Barbara Charon, vice chair of the HPC and advocate of downtown revitalization, had the giddy enthusiasm of a teenager as she welcomed visitors at the front door and described the possibilities of using the building as a centralized city complex. Plans for the current complex would involve tearing it down and moving the offices to Palo Christi, which would allow for more downtown green space and possibly the addition of an amphitheater.

“People are energized. They’re excited,” Charon said. “They like the idea of a walkable downtown.”

About 20 people had gathered by the front entrance at 4 p.m., some of them longtime Kingmanites and others newbies wanting to peer into local history.

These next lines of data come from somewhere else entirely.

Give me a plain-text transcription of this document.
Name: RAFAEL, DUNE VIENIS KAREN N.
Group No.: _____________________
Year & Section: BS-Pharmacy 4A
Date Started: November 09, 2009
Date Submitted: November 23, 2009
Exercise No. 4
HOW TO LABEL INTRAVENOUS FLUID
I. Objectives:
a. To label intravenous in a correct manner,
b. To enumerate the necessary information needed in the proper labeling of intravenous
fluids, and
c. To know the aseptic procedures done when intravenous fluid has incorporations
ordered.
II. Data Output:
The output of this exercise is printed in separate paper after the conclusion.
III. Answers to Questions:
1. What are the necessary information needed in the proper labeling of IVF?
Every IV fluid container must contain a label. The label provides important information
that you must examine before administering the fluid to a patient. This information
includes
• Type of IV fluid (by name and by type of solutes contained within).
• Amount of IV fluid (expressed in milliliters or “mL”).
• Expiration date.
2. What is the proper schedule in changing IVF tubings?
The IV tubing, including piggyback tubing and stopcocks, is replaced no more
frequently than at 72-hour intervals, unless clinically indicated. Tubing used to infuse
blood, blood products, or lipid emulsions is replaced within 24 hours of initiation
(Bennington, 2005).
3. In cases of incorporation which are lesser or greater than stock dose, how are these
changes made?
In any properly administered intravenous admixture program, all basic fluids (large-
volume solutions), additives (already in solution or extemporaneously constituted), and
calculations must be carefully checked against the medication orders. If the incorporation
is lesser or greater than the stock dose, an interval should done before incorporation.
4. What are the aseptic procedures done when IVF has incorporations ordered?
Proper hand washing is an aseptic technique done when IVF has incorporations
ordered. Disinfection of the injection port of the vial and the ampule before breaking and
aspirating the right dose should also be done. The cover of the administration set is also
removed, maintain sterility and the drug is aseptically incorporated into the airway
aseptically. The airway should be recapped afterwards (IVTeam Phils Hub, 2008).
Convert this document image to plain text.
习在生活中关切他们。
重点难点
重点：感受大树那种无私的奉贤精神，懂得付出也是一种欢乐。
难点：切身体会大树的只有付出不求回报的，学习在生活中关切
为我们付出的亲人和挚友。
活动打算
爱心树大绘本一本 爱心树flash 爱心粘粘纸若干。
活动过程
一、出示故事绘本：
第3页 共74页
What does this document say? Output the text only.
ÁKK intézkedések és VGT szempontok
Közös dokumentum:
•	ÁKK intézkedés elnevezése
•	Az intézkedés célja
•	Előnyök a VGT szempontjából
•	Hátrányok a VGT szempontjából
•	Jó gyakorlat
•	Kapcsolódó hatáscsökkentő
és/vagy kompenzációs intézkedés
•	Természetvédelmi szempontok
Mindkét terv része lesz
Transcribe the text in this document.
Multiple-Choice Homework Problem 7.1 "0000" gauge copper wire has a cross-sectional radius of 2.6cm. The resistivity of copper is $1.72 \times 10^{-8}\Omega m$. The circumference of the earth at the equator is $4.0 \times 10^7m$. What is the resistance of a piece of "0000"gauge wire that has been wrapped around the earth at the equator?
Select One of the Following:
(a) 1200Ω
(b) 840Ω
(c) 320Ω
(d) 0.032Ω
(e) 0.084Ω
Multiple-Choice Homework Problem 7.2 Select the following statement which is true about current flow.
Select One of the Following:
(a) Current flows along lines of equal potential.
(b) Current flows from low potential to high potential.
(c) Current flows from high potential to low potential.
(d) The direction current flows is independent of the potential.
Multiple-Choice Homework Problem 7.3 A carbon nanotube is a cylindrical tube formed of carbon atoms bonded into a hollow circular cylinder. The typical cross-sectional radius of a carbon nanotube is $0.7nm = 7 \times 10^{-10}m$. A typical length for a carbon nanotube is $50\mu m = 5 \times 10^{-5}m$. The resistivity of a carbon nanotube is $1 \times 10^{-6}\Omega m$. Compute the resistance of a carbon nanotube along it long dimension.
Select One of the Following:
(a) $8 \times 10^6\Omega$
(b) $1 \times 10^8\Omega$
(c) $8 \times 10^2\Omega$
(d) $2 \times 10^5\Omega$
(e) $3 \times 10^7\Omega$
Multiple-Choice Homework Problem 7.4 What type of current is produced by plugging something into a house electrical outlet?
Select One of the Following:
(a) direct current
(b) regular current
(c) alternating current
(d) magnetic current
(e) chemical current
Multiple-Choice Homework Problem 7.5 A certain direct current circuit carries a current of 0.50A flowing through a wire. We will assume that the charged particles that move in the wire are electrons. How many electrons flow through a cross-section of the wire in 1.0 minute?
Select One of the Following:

“I haven’t been in here since about 1996,” said Rob Chilcoat, in his mid-50s. “I helped lay carpet in here.”

KUSD maintenance manager Craig Schritter originally intended to only let people tour the main building, but as curiosity exploded more doors were open and folks scattered to the playgrounds.

Ideas for the school’s future flowed inside and out. Visitors walked through the school’s library of books still stacked on the shelves and even more boxed up on the floor. Inside one of the classrooms, the Snelling family, including former third-grade teacher, Barbara, were chatting with longtime downtown resident and former Palo Christi student George McCoy about how corporal punishment was the norm back in the day. Barbara’s son, 45-year-old David, also a former Palo Christi student, was with his wife and 12-year-old daughter, Haydn. The girl’s look of horror raised chuckles among the adults when they reminisced of paddles broken on the behinds of insubordinate children.

“You could get swatted back then?” Haydn asked.

“Oh yeah,” David replied. “A lot of teachers had paddles hanging on the walls.”

Meanwhile, two twin boys were climbing on the east side playground equipment and peering through the gate that led to the once captivating nature trail, a project spearheaded by the late fifth- and sixth-grade Palo Christi teacher and nature enthusiast Sharon Hackley. The idea that both could be used as a day-care playground and picnic spot got the energy flowing. Others were gazing at the nearby cliffs and commenting on the potential for trailheads.

A staple of Kingman history, Dorothy Brown, in her 80s, has been before city council on numerous occasions advocating for the renovation was palling around with other seniors and former teachers Sue Snell and Carolyn Johnston.

“I would love it to be a city complex,” Brown said. “They could find a way to use the current complex as a park.”

Snell and Johnston both felt that the school could use some repairs, but with a few requests.

“As long as they keep the original facade and the trees,” insisted Snell.

“And they need to donate those old books,” Johnston added. “They used to have to burn or bury the old ones, and no one wants to see that.”

Almost everyone who showed up was deep rooted in the community or had some tie to the school. KUSD Superintendent Roger Jacks and other staff members, many who attended or taught at the school, wandered around the building. Councilwoman Jamie Scott Stehly watched her daughters run through the grass with her husband, David, whose father, Charles, helped Hackley build the nature trail. City Councilman Stuart Yocum, who has had a hand in pushing for the city takeover, was poking around empty classrooms.

Even those who haven’t been in Kingman long were amazed.

“I’m blown away,” said Paul Gaines, who moved to Kingman in 2007 and had never been in or around the school. “I had no idea how much room was back there for a city complex.”

According to Charon, the city is looking at an estimated cost of $30 million whether they tear down and rebuild or add on to the original schoolhouse.

On Tuesday, City Council will hear statements from Jacks and Charon and consider whether to purchase the school and turn it into a complex. According to Arizona statute, the legalities of property transfer require a fee, which could be as low as $1.

“Everybody bring a penny,” Charon said.

She’s highly optimistic council will buy off.

“We need a grand city complex that demands respect,” Charon said. “Let’s make it happen.”